Workplace retaliation happens when an employer takes negative actions against an employee who has exercised their right to participate in a protected activity. Workplace retaliation can come in many forms such as dismissal from your current role, transfer to a less favorable station or role, pay reduction or an unfavorable performance appraisal.
If you are a victim of workplace retaliation, you need to act. This is where state and federal laws come in.
So what can you recover?
Before suing your employer for workplace retaliation, you must start off by filing a complaint with the federal agency that is tasked with handling labor-related disputes, the Equal Employment Opportunity Commission (EEOC). If you cannot resolve the matter through the EEOC, then you should obtain a right-to-sue letter so you can file a civil lawsuit against your employer.
During your lawsuit, you will be seeking compensation for the losses you have suffered following your employer’s retaliatory actions.

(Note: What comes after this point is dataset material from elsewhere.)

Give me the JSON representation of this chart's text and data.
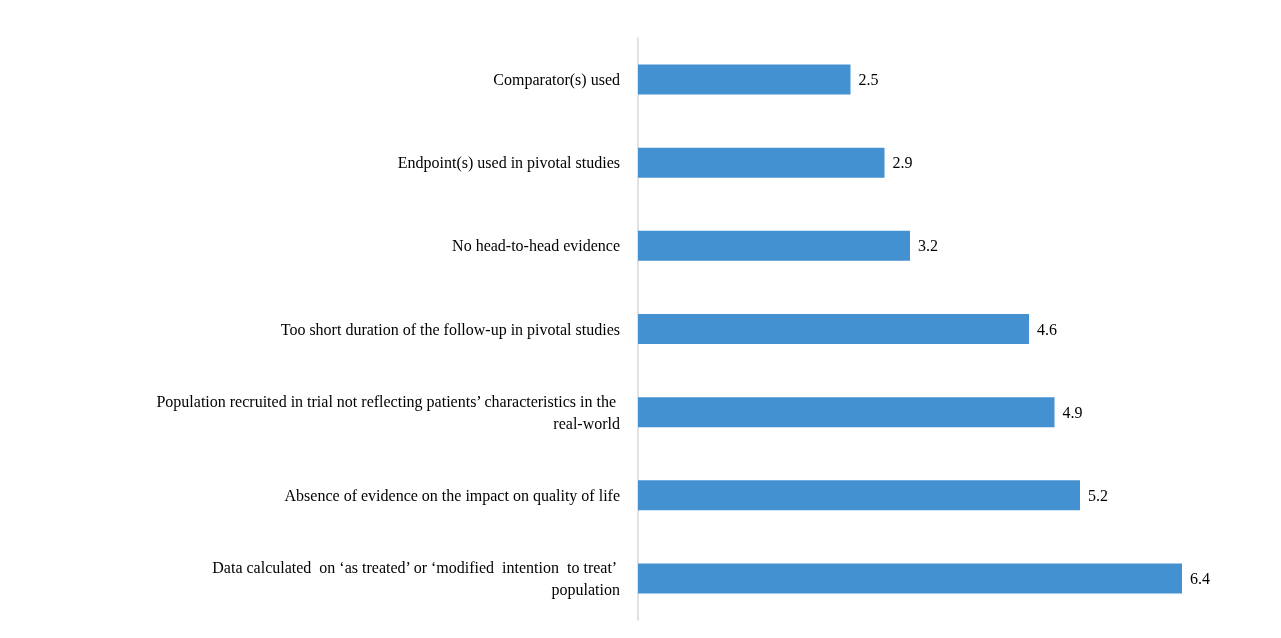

Here are some of these damages:
If your employer’s retaliatory action comes in the form of a termination of your employment contract or demotion from your role, then you may pursue them for the salary that you would otherwise receive had they not acted the way they did. This is known as “back pay.” You may also sue for wages that you would have earned in the future if you are not reinstated back to your role. This is known as “front pay.”
It is not uncommon for some job benefits to be tied to the number of your work hours or the nature of your employment contract. For instance, if you are on a full-time contract, then you may be entitled to annual bonuses. If you’ve lost any benefits due to your employer’s retaliatory actions, then you may cite these too in your lawsuit.
Every employee has a right to participate in a protected activity. Knowing your legal options can help you safeguard your rights if your employer retaliates against you.